Adaptive Non Maximal Suppression

To implement ANMS, I followed the following steps:

  1. sort harris corners by h (corner strength) value
  2. use the provided dist2 function to compute distances between all coordinates
  3. find the r value for each harris corner value. I used a c_robust value of 0.9
  4. I then took the 500 harris corners with the highest r values

The results were quite good.

left house ANMS
right house ANMS

Extracting a Feature Descriptor for each feature point

To extract feature descriptors, I created a 8 by 8 coordinate grid with step=5 between each (effectively 40 by 40) and iterated through all of the 500 ANMS coordinates. For each, I took the 64 points indexed by the aforementioned grid, flattened into a 1-d array, demeaned and standardized it, and stored it into a featureDescriptor array.

Matching these feature descriptors between two images

To match feature descriptors, I again used the provided dist2 function, but this time between the featureDescriptor arrays of two separate but corresponding images. For each feature in one image, I took the top two matches and performed Lowe thresholding on a threshold of 0.5 (removing those > 0.5, ie. too similar to the second best match). Each coordinate would then be stored in an array along with its pair (best match) in the second array. I then sorted these arrays by a corresponding list of match strength (from dist2) between each coordinate and its top pair. Sorting meant I could take as many matching pairs as I'd like, and the first would be the best pairs.

left house match
right house match

Note that one of the matches on the left is actually missing on the right (it overlaps with another point for the right). This indicates that perhaps toggling the Lowe threshold might be beneficial. However, RANSAC effectively makes this a nonissue.

Use a robust method (RANSAC) to compute a homography

RANSAC involves taking a random subset of size 4 of the available points, computing a homography, and testing for inliers (those whose homography-computed pair are within 1px of the previously matches pair). The number of inliers are computed, and the set of starting coordinates with the maximum number of inliers is recorded (if the max number of inliers equals the number of points, the function ends early). I ran RANSAC for 1000 iterations on 10 points with good results (see below).

Produce a Mosaic

House

left house
right house
manual pano
automatic pano

Room

left room
right room
manual pano
automatic pano

City

left city
right city
manual pano
automatic pano
automatic pano with third img

The city panoramas use images provided as a dataset on Piazza. In general, the automatically produced panoramas are higher in quality, as the features chosen and homographies computed are more accurate (manual features were inputted in ginput, which is very inaccurate).

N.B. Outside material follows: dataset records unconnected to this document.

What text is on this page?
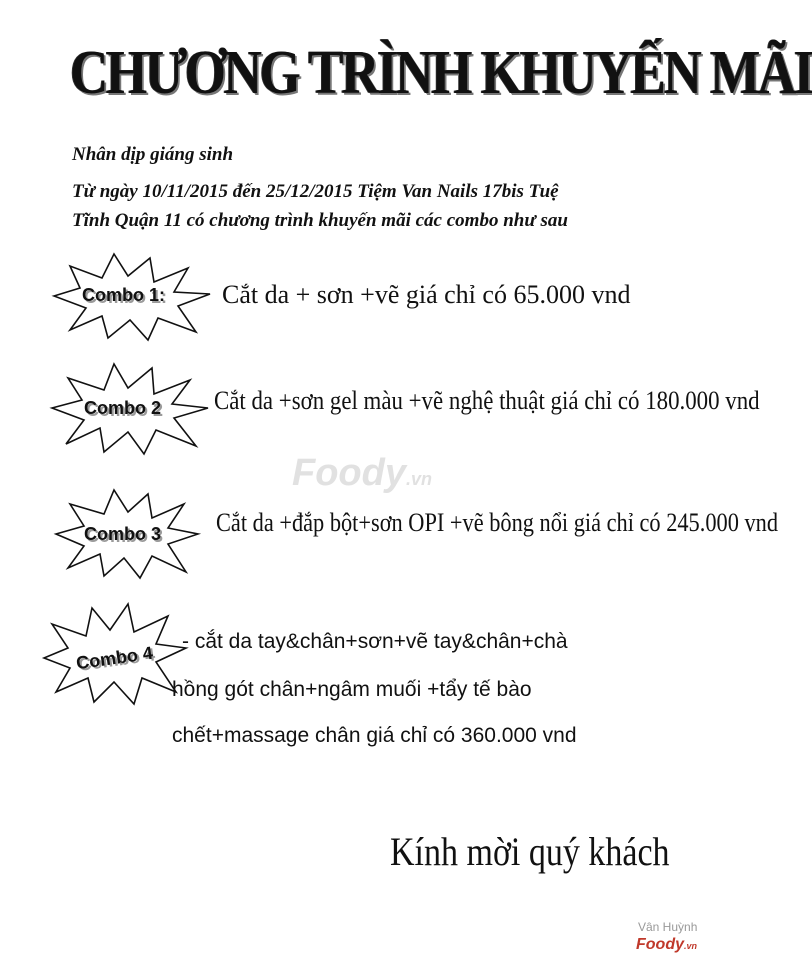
CHƯƠNG TRÌNH KHUYẾN MÃI
Nhân dịp giáng sinh
Từ ngày 10/11/2015 đến 25/12/2015 Tiệm Van Nails 17bis Tuệ
Tĩnh Quận 11 có chương trình khuyến mãi các combo như sau
Combo 1: Cắt da + sơn +vẽ giá chỉ có 65.000 vnd
Combo 2 Cắt da +sơn gel màu +vẽ nghệ thuật giá chỉ có 180.000 vnd
Combo 3 Cắt da +đắp bột+sơn OPI +vẽ bông nổi giá chỉ có 245.000 vnd
Combo 4
- cắt da tay&chân+sơn+vẽ tay&chân+chà
hồng gót chân+ngâm muối +tẩy tế bào
chết+massage chân giá chỉ có 360.000 vnd
Kính mời quý khách
Foody.vn
Vân Huỳnh
Foody.vn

For example, you can see that in the manual ones, there's blurriness that comes from misalignment. For blending, I did a simple weighted linear blend.

Resolution

Overall, this was a really enjoyable project to learn and do. I really enjoyed learning about homographies and how to compute them; the rectification results alone were really interesting, and applying them to stitching mosaics even more so. Also, implementing feature extraction and matching really surprised me in how a simple algorithm could yield pretty good results. In the future, I'd like to generalize my code to be able to build a panorama from any number of images in any order.